The discordance in performance (for mAP and Accuracy in the detector task) in Table 5 and 7 for RetinaNet being superior than Faster R-CNN only in MonuMAI but not for Pascal-Part can be explained due to Pascal-Part dataset labelling procedure (joining elements not unifiable, i.e., with same identifier, such as leg or wheel, but belonging to very different types of objects: sheeps and cows have the same parts but different object label). Therefore, it is worth highlighting the differences in the labelling process of both datasets, as the classification based in parts with the same name but very different semantics and visual appearance in Pascal-Part is not designed for a neural network that only takes attributes as input, to learn classifying objects based on the parts. Thus, as the Pascal-Part KG lacks highly discriminative features, accuracy and SHAP GED are not obviously nor directly connected, specially in RetinaNet where, due to its inherent architecture aggregation function, all probabilities are used to perform a prediction (the aggregation function sums them), not just the highest one. As micro and macro labels are not appropriate (as designed in MonuNet dataset), the interpretability metric fails to reflect reality, independently of the quality of the detector.
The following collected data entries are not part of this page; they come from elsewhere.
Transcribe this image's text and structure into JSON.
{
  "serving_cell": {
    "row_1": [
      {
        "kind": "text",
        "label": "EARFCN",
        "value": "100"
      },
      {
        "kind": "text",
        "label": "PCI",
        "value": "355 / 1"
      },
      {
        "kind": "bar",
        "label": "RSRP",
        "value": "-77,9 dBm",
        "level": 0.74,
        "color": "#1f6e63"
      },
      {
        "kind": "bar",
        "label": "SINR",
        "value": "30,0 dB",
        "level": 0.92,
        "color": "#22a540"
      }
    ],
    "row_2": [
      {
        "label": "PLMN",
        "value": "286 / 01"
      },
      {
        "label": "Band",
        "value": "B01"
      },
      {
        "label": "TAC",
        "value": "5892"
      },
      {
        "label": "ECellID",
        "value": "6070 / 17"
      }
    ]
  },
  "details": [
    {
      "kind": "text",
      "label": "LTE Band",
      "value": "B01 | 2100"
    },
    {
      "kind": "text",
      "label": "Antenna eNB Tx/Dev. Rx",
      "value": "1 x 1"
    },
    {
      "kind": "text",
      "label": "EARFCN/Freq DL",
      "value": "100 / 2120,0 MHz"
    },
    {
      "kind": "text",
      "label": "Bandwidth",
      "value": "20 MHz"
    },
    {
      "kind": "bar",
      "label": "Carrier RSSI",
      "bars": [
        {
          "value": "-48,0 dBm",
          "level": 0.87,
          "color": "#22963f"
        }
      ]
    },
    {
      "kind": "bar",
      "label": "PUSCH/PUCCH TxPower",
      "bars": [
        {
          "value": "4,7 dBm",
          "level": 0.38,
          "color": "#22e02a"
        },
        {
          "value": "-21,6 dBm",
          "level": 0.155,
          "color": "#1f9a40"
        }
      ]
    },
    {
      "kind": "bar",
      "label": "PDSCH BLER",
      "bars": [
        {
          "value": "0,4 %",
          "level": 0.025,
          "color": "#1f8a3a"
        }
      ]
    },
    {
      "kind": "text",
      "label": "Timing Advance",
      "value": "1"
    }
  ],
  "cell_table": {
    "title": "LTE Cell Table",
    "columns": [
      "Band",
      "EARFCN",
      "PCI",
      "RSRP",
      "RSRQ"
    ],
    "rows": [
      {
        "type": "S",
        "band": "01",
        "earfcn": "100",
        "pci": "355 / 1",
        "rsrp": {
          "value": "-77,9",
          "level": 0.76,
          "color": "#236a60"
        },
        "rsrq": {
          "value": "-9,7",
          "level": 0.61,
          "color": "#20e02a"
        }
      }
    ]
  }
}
As conclusion, X-NeSyL methodology showed slightly differently results in datasets designed with different purpose. This was due to mainly the lack of discriminative dataset labels for EXPLANet to leverage. In particular, PASCAL-Part dataset, whose design does not allow full evaluation of SHAP-Backprop’s effect on interpretability, reflected on a decreased performance on mAP and accuracy, when compared to our baseline. This can be explained by its non-discriminative nature not designed for a part-based object detection such as the case of the EXPLANet architecture.